As you may know from my previous posts, I have been struggling with removing self-adhesive stamps from paper. I finally figured that hot water seems to work the best for me in removing self-adhesive stamps from paper. Having tried my hand at many many Australian stamps, I share with you a way to recognize these self-adhesive stamps on paper so you can be better prepared for them before you soak them in hot water.

Australia releases many variations of stamps. Typically stamps released in miniature sheets seem to be on gum paper, while others are on self-adhesive paper. The perforation of these stamps is an easy way to recognize them.

  • Gum stamps usually have finer perforation (14) while self-adhesive stamps have more spread-out wavy perforation (11 or 11½). 
  • Check the corners of the stamps. Gum stamps have regular corner perforation while self-adhesive stamps have a more rounded corner with missing perforation in the corner.
  • Gum stamps also have pulled effect to perforations, while self-adhesive stamps have neater separation. 

I have noticed the above differences only in Australian stamps. My guess is these might be similar for other countries too like USA, Great Britain etc.

My First Kiloware

Last month I wrote about Kiloware. Well, the bug bit me and I went ahead and bought kiloware of 1 KG Australian Stamps from eBay. I was quite excited at the prospect of getting so many stamps together and waiting eagerly for my parcel.

When I got my parcel, I couldn’t wait to open it up. The stamps were peaking at my from inside the transparent polythene bag, screaming to be set free.

I opened the bag and immediately spread them all out. Thankfully I used a newspaper to spread them out as I realized later that the stamps had quite a bit of dust and dirt.
After the initial euphoria, I sat staring at pile of stamps wondering how to sort them out. There were many beautiful stamps but I was quite flummoxed at the number of stamps to be sorted, not to mention removing the paper from the stamps.

Not knowing enough about Australian stamps was only compounding the task at hand. And so I have begun first sorting them out. I have started sorting them by their denomination as I believe that will be a good indication of their issue time. I am also sorting the definitive stamps separately, whichever ones I can guess are definitives. The large number of duplicates was a good way to identify definitives.

My euphoria of receiving a large pile of stamps is gone and I am not staring at huge task of sorting out the stamps.

If you are going to buy kiloware, first I would recommend buying a country that you are familiar with. I bought Australia because that was one of the very few countries kiloware on sale. And perhaps it is better to buy smaller lots instead of buying KGs. Also be prepared for getting a LOT of duplicates. That’s what I have, a lot of duplicate Australian stamps. Wanna swap? Drop me a line.

Stamp Magazines and Bulletins

Found these interesting magazines, books and stamp bulletins in in my old collection.
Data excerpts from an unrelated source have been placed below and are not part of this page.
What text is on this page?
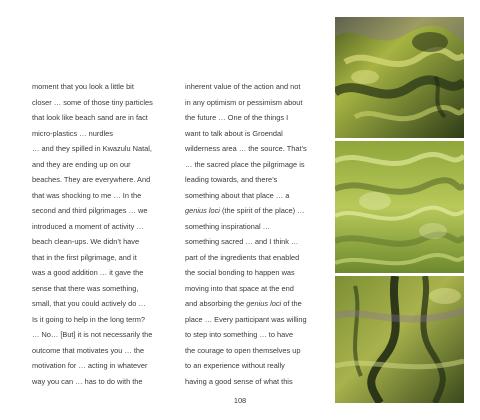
moment that you look a little bit
closer … some of those tiny particles
that look like beach sand are in fact
micro-plastics … nurdles
… and they spilled in Kwazulu Natal,
and they are ending up on our
beaches. They are everywhere. And
that was shocking to me … In the
second and third pilgrimages … we
introduced a moment of activity …
beach clean-ups. We didn’t have
that in the first pilgrimage, and it
was a good addition … it gave the
sense that there was something,
small, that you could actively do …
Is it going to help in the long term?
… No… [But] it is not necessarily the
outcome that motivates you … the
motivation for … acting in whatever
way you can … has to do with the
inherent value of the action and not
in any optimism or pessimism about
the future … One of the things I
want to talk about is Groendal
wilderness area … the source. That’s
… the sacred place the pilgrimage is
leading towards, and there’s
something about that place … a
genius loci (the spirit of the place) …
something inspirational …
something sacred … and I think …
part of the ingredients that enabled
the social bonding to happen was
moving into that space at the end
and absorbing the genius loci of the
place … Every participant was willing
to step into something … to have
the courage to open themselves up
to an experience without really
having a good sense of what this
108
I remember going to Kabbadi/Raddi wala shops (paper scrap dealers) and buying the stamp magazines when I was a kid. These scrap dealers would buy old magazines and books from people by the kilo and one could visit their small shops and buy individual magazines at a fraction of the price. The magazines sold were usually old issues but if you were lucky you could find recent issues. I believe I would have bought these sometime in the 1985-88 time frame. I have a few issues from 1983 of these magazines. I wonder if such magazines are still published.

One of my earliest books about stamp collecting. Unfortunately this booklet doesn’t have a published date but the stamps shown in the booklet are up to 1972-73, so I would guess it would have been published around then (maybe around 1975).
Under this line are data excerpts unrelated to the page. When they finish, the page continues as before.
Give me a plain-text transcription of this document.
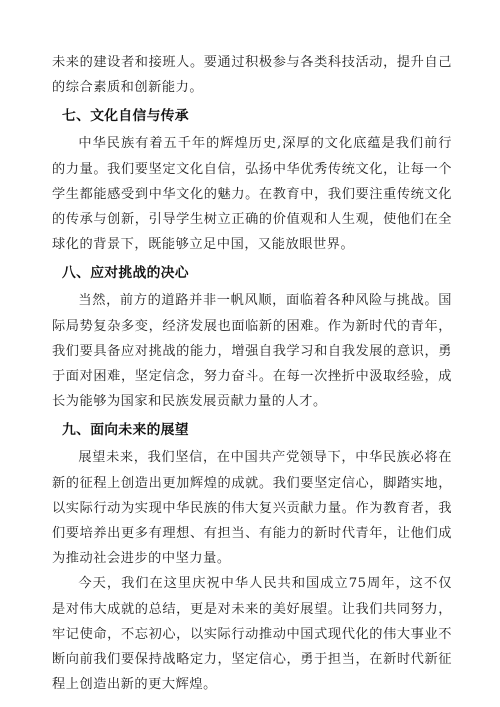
未来的建设者和接班人。要通过积极参与各类科技活动，提升自己的综合素质和创新能力。

七、文化自信与传承

中华民族有着五千年的辉煌历史,深厚的文化底蕴是我们前行的力量。我们要坚定文化自信，弘扬中华优秀传统文化，让每一个学生都能感受到中华文化的魅力。在教育中，我们要注重传统文化的传承与创新，引导学生树立正确的价值观和人生观，使他们在全球化的背景下，既能够立足中国，又能放眼世界。

八、应对挑战的决心

当然，前方的道路并非一帆风顺，面临着各种风险与挑战。国际局势复杂多变，经济发展也面临新的困难。作为新时代的青年，我们要具备应对挑战的能力，增强自我学习和自我发展的意识，勇于面对困难，坚定信念，努力奋斗。在每一次挫折中汲取经验，成长为能够为国家和民族发展贡献力量的人才。

九、面向未来的展望

展望未来，我们坚信，在中国共产党领导下，中华民族必将在新的征程上创造出更加辉煌的成就。我们要坚定信心，脚踏实地，以实际行动为实现中华民族的伟大复兴贡献力量。作为教育者，我们要培养出更多有理想、有担当、有能力的新时代青年，让他们成为推动社会进步的中坚力量。

今天，我们在这里庆祝中华人民共和国成立75周年，这不仅是对伟大成就的总结，更是对未来的美好展望。让我们共同努力，牢记使命，不忘初心，以实际行动推动中国式现代化的伟大事业不断向前我们要保持战略定力，坚定信心，勇于担当，在新时代新征程上创造出新的更大辉煌。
Sometime in 1983 I managed to get on the mailing list of Australian post and got their Stamp Bulletins for about 5 years. These bimonthly Bulletins provided information about stamps, postmarks and other philatelic activities in that period by Australia and Agency Countries (like Samoa, Papua New Guinea, Pitcairn Islands etc.).

These were free at that time. They are still free and list upcoming Australian stamps, FDC’s and coins and other items for sale in Australia which you can also buy online, through them as well.